U.S. Sen. Bill Cassidy, right, speaks with attendee Jerry Castille during a town hall meeting Friday, February 24, 2017, at City Hall in Breaux Bridge, La.

Advocate staff photo by LESLIE WESTBROOK

The health care bill from the GOP congressional leadership now supported by President Donald Trump is ostensibly aimed at following through on what Republicans promised in last year's campaign — namely, the repeal of Obamacare.

But as with any legislation, the devil is in the details. We hope that members of Louisiana’s congressional delegation keep in mind what's at stake for the state as lawmakers revisit the Affordable Care Act, aka “Obamacare,” on Capitol Hill.

With the exception of Democrat Cedric Richmond of New Orleans, the delegation is all Republican, and all the GOP members at one point or another have pledged themselves to repeal of the health care law passed under President Barack Obama.

But lawmakers from Louisiana and elsewhere should remember what history could well record as Obamacare's fatal flaw: its passage without a bipartisan consensus.

That allowed a measure with huge practical implications for individuals and families to become a political football, subject to volatile changes with the next election cycle. Health care's central role in family and business life underscores the importance of advancing reforms that promote stability and predictability. Instead, the partisan rancor surrounding Obamacare has resulted in health care roulette, with households and employers essentially spinning a wheel each year to estimate benefits and costs. 

Trump's victory means that those “repeal and replace” changes will probably be of greater scope, but whatever emerges from Capitol Hill needs buy-in from both Republicans and Democrats.

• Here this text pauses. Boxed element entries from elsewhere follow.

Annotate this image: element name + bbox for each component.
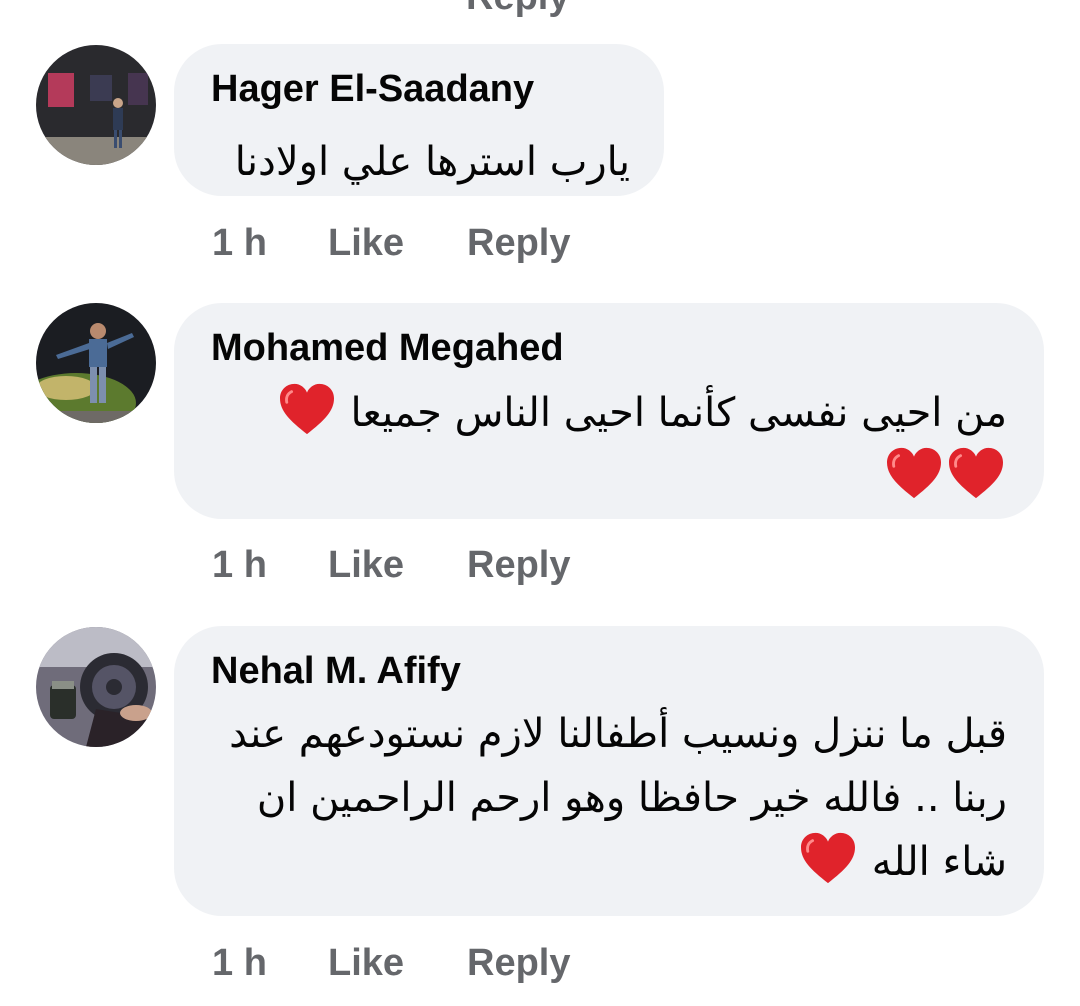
comment-bubble: Hager El-Saadany يارب استرها علي اولادنا bbox=[174, 44, 664, 196]
reply-button[interactable]: Reply bbox=[467, 222, 570, 265]
comment-author[interactable]: Hager El-Saadany bbox=[211, 68, 534, 111]
red-heart-emoji bbox=[947, 446, 1005, 500]
comment-line: شاء الله bbox=[229, 830, 1007, 894]
like-button[interactable]: Like bbox=[328, 942, 404, 985]
comment-timestamp[interactable]: 1 h bbox=[212, 544, 267, 587]
previous-reply-link[interactable]: Reply bbox=[466, 0, 569, 19]
red-heart-emoji bbox=[885, 446, 943, 500]
reply-button[interactable]: Reply bbox=[467, 544, 570, 587]
comment-author[interactable]: Nehal M. Afify bbox=[211, 650, 461, 693]
comment-text: قبل ما ننزل ونسيب أطفالنا لازم نستودعهم … bbox=[229, 702, 1007, 894]
comment-line: ربنا .. فالله خير حافظا وهو ارحم الراحمي… bbox=[256, 775, 1007, 821]
comment-bubble: Mohamed Megahed من احيى نفسى كأنما احيى … bbox=[174, 303, 1044, 519]
comment-bubble: Nehal M. Afify قبل ما ننزل ونسيب أطفالنا… bbox=[174, 626, 1044, 916]
red-heart-emoji bbox=[278, 382, 336, 436]
comment-text: من احيى نفسى كأنما احيى الناس جميعا bbox=[276, 381, 1007, 509]
avatar-photo bbox=[36, 627, 156, 747]
red-heart-emoji bbox=[799, 831, 857, 885]
like-button[interactable]: Like bbox=[328, 222, 404, 265]
avatar-photo bbox=[36, 303, 156, 423]
avatar-photo bbox=[36, 45, 156, 165]
comment-timestamp[interactable]: 1 h bbox=[212, 942, 267, 985]
avatar[interactable] bbox=[36, 627, 156, 747]
comment-line bbox=[276, 445, 1007, 509]
comment-line: قبل ما ننزل ونسيب أطفالنا لازم نستودعهم … bbox=[229, 711, 1007, 757]
reply-button[interactable]: Reply bbox=[467, 942, 570, 985]
avatar[interactable] bbox=[36, 303, 156, 423]
like-button[interactable]: Like bbox=[328, 544, 404, 587]
comment-line: يارب استرها علي اولادنا bbox=[234, 139, 630, 185]
comment-timestamp[interactable]: 1 h bbox=[212, 222, 267, 265]
comment-line: من احيى نفسى كأنما احيى الناس جميعا bbox=[276, 381, 1007, 445]
avatar[interactable] bbox=[36, 45, 156, 165]
comment-author[interactable]: Mohamed Megahed bbox=[211, 327, 564, 370]
comment-text: يارب استرها علي اولادنا bbox=[235, 130, 630, 194]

Such a consensus must begin, we think, with a frank assessment of how any health care bill will affect Medicaid assistance for the working poor, an issue of special gravity in Louisiana. The state budget, tenuously balanced ever year, is predicated on Medicaid expansion continuing on the generous terms of the Obama law. If that goes away, the poor will suffer most, but the subsequent tide of red ink at the State Capitol would impact higher education and other state services that touch every resident of Louisiana, regardless of income.

A key voice in these Capitol Hill debates may be Louisiana's U.S. Sen. Bill Cassidy, who is a veteran of health care in the LSU hospital system in Baton Rouge. He recently introduced legislation that would give states more flexibility to experiment with alternatives to Obamacare while providing a range of federal support to help people get insurance. As he points out in a new opinion piece for The Hill, the uninsured are paid for only in part by U.S. government funds, and “society pays the rest of the bill for the uninsured when hospitals shift the remaining cost to the privately insured (typically employers and their employees) who pay higher premiums to underwrite the ‘free care’ the uninsured receive."

Cassidy's remarks bear a basic but compelling reminder that the benefits — and costs — of health care are borne by everyone, regardless of party or station in life. That is why the pie-in-the-sky promises of campaign season must now give way to the practical give-and-take of compromise. Short of that, last year's hopes for health care reform will be dead on arrival.